Nach erfolgreichem Abschluss – Ende 2005 waren 440 Dienstleistungen der Bundesverwaltung elektronisch verfügbar – ging BundOnline 2005 in die Initiative Deutschland-Online über. Denn die eigentliche Herausforderung im föderal strukturierten Deutschland ist es, alle staatlichen Ebenen zu verzahnen. Im Juni 2006 verabschiedeten Bundeskanzlerin Angela Merkel und die Ministerpräsidenten der Länder den Aktionsplan Deutschland-Online. Kernstück dieses Plans war der Aufbau eines integrierten sicheren Kommunikationsnetzes für die Verwaltung in Bund, Ländern und Kommunen. Für den Datenaustausch und die Abwicklung elektronischer Geschäftsprozesse sollten in einem weiteren Projekt Standards definiert werden. In den Bereichen Kraftfahrzeugzulassung, Personenstand und Meldewesen sollten zudem die Verwaltungsabläufe durch elektronische Prozesse neu ausgerichtet werden.

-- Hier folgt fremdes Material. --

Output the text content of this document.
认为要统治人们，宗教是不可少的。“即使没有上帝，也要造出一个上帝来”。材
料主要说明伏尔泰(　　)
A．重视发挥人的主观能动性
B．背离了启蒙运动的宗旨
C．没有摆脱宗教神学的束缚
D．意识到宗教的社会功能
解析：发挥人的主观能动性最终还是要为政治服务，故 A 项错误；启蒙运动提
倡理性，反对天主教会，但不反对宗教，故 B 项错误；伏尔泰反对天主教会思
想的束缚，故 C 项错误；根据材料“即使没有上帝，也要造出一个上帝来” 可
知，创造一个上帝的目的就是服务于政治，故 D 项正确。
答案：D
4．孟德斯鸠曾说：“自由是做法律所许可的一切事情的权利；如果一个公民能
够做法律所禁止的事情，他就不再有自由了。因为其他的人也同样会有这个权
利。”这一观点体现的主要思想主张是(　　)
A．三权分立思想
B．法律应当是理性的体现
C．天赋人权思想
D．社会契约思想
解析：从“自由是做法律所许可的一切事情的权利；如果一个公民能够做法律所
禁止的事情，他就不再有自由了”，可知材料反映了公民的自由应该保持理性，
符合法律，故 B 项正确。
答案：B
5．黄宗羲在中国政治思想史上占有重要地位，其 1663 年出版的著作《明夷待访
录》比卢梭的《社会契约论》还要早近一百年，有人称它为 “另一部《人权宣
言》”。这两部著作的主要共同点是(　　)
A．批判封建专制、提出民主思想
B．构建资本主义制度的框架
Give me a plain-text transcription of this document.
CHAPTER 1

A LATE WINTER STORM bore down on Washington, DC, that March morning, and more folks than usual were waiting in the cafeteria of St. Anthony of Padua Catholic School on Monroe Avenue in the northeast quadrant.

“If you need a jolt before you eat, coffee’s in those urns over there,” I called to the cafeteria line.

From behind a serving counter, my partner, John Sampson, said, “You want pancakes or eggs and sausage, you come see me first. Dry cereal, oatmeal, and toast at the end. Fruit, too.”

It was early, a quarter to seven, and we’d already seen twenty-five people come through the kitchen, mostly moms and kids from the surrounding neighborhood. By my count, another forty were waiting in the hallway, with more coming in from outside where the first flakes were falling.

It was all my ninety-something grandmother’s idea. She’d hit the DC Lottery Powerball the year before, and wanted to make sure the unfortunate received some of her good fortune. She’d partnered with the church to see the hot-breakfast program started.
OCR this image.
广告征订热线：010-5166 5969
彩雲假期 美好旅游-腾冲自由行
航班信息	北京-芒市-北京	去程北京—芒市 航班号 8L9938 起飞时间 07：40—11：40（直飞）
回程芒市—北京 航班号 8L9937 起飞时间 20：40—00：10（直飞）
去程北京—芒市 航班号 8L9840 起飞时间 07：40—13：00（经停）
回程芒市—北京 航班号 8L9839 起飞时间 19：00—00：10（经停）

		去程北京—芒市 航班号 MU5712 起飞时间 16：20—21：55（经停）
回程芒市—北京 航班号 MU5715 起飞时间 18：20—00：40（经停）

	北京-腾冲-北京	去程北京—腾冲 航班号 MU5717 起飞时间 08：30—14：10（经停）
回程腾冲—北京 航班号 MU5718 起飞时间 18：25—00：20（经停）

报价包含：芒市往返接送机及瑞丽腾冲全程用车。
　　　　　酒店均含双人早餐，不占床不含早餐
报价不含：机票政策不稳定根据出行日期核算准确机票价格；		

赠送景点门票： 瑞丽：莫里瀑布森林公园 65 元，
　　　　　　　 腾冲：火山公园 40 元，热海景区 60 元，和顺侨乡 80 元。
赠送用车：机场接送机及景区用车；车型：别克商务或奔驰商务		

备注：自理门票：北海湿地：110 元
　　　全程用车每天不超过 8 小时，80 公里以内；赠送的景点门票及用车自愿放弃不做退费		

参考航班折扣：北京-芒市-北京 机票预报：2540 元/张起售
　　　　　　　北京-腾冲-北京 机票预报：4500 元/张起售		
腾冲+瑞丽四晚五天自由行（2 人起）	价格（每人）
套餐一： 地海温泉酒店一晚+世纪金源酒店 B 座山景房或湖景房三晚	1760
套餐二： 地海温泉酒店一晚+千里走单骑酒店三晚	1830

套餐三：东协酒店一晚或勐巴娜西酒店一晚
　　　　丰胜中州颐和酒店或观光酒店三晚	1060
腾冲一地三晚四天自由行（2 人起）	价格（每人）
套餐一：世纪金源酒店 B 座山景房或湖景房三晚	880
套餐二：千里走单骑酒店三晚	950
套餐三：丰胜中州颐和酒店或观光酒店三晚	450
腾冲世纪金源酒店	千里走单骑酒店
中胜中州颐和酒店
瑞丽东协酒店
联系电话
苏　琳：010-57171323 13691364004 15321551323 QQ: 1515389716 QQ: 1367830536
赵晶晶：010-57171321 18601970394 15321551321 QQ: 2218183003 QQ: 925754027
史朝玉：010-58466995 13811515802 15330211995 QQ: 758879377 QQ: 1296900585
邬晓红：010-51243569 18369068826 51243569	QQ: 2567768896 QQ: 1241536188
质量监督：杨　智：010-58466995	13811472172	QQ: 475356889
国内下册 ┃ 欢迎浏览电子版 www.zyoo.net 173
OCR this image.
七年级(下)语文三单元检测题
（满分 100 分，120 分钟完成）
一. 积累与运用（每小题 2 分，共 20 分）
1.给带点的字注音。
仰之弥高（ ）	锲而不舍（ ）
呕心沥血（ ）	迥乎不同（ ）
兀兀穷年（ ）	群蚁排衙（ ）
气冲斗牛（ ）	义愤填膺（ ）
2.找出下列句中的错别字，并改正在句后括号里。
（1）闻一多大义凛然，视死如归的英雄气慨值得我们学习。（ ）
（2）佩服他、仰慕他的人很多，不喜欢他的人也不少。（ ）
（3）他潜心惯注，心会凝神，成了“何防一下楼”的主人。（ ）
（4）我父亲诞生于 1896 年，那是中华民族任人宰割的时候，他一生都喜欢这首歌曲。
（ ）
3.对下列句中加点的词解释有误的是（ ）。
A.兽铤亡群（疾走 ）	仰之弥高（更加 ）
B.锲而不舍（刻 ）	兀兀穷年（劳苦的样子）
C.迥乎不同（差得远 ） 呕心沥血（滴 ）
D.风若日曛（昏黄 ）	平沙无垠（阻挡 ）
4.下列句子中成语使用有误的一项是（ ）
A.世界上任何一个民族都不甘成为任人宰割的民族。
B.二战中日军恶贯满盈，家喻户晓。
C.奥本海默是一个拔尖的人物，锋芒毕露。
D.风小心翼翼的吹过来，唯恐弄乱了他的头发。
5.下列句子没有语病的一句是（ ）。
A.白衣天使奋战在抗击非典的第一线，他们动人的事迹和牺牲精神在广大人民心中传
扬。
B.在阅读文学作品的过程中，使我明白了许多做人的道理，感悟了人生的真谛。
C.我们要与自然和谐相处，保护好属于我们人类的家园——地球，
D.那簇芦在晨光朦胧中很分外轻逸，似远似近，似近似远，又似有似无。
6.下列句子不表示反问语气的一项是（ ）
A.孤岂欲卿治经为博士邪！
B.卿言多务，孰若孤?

Elektronische Verwaltungsabläufe

Erste E-Government-Erfolge wurden im Meldewesen gefeiert: Seit Anfang 2007 werden die Daten zwischen den Meldebehörden ausschließlich elektronisch übermittelt. Die Bürger müssen seither bei einem Umzug lediglich ihren neuen Wohnsitz anmelden, die Abmeldung wird von der Verwaltung automatisch erledigt. Möglich machen dies der produkt- und technologieunabhängige Standard XMeld für den elektronischen Datenaustausch sowie eine technische Infrastruktur, welche die Sicherheit bei der Datenübermittlung gewährleistet.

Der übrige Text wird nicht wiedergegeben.